Tout le contraire d’Ekah.
Une histoire de mariage forcé
Regarder The Fisherman’s Diary, sorti en 2020 et par ailleurs sélectionné pour la 93ème cérémonie des Oscars en 2021, c’est à la fois heureux/en colère/mal à l’aise.
Heureux de voir les petits yeux brillants d’Ekah quand elle se cultive en cachette, meurt d’envie d’apprendre.
En colère quand son père, découvrant la supercherie, la roue de coups.
Mal à l’aise, extrêmement mal à l’aise, quand son « mari » spoiler: l’agresse sexuellement.
Il fallait malheureusement que dans ce long-métrage dramatique de 2 heures 23 minute, réalisé par Enah Johnscott, les maux soient mis sur les images.

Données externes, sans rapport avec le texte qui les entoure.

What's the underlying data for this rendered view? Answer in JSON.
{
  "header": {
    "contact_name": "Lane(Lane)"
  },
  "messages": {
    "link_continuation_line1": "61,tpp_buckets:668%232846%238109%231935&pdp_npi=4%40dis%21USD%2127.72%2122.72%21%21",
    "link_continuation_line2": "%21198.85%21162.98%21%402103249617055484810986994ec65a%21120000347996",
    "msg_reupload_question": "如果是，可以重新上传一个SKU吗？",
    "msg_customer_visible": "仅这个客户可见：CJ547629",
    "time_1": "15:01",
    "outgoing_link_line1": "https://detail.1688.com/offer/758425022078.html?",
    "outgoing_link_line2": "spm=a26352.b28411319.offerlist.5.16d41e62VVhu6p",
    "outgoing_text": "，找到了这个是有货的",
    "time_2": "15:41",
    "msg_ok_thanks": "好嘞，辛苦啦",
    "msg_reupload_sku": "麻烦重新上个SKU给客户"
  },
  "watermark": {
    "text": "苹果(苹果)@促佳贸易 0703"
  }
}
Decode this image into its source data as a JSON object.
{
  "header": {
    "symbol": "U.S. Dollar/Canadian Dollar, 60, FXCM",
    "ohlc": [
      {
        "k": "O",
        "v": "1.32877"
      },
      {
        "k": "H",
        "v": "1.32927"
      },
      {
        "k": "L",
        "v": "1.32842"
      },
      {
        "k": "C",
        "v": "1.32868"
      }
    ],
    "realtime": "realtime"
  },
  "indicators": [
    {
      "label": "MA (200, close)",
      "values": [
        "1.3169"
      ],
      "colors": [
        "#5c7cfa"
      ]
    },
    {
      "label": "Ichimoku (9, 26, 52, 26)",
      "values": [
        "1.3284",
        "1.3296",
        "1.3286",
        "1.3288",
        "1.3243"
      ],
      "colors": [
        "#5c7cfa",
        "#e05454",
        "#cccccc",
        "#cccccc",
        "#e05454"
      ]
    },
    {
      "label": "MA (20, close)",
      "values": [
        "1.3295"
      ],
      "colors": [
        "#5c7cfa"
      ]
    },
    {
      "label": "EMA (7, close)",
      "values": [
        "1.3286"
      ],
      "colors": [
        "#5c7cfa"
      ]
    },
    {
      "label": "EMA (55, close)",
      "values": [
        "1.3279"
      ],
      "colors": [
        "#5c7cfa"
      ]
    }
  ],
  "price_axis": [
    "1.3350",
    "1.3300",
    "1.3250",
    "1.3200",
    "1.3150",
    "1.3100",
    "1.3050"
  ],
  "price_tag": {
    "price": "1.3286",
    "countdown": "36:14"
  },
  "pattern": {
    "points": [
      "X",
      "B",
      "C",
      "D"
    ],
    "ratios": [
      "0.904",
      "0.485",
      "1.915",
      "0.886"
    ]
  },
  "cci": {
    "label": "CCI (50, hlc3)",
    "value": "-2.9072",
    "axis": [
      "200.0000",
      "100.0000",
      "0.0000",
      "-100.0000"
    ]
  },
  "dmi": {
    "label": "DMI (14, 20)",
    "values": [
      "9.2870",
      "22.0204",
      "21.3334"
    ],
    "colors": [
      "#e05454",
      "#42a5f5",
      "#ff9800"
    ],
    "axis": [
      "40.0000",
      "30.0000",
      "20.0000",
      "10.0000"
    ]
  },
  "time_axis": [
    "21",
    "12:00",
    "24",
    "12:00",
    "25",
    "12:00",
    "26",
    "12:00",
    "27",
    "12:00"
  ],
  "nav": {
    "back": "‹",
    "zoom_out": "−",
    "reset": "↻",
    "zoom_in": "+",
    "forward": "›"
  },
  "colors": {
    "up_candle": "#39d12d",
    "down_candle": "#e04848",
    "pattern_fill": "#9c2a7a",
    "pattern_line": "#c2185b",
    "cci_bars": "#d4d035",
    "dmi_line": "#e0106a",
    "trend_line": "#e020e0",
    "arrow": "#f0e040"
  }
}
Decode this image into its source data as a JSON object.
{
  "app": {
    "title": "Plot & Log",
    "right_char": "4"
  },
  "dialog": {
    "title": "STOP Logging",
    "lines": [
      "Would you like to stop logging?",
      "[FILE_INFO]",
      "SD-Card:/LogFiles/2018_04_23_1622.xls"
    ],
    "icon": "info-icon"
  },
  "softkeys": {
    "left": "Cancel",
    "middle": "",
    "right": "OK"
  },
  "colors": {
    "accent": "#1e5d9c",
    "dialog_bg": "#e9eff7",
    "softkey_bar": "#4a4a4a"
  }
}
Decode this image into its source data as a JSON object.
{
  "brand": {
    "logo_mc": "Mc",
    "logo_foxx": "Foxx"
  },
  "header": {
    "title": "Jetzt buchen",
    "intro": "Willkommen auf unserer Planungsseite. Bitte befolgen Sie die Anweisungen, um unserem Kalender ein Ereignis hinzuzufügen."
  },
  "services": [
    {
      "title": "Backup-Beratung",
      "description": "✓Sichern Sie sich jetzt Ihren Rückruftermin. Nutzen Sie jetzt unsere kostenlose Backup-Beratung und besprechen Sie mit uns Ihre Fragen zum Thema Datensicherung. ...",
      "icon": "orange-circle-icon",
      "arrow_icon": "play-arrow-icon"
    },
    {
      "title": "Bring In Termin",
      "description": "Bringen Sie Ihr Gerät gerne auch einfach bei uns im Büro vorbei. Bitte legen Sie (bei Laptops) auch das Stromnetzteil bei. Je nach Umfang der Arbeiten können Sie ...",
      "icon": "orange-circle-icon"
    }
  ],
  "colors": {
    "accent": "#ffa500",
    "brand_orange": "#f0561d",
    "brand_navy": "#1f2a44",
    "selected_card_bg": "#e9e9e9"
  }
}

En effet, les mariages forcés dans le monde en général et en Afrique en particulier sont encore un sujet d’actualité. Ainsi, selon une étude plus ou moins récente de l’Unicef, 60% des filles dans le nord du Cameroun sont mariées de force. Et toujours selon cette organisation internationale, dans l’ouest de la Côte d’Ivoire, 58% des filles de moins de 15 ans auraient déjà été mariées.
Des associations telles que la Ligue Ivoirienne des Droits des Femmes ont beau mener un combat acharné, le plus souvent moqué par des internautes misogynes, c’est pas demain la veille que le problème disparaîtra ou encore que certaines, à l’image d’Ekah, pourront pardonner à ceux qui ont pêché.
Disponible sur Netflix : ici.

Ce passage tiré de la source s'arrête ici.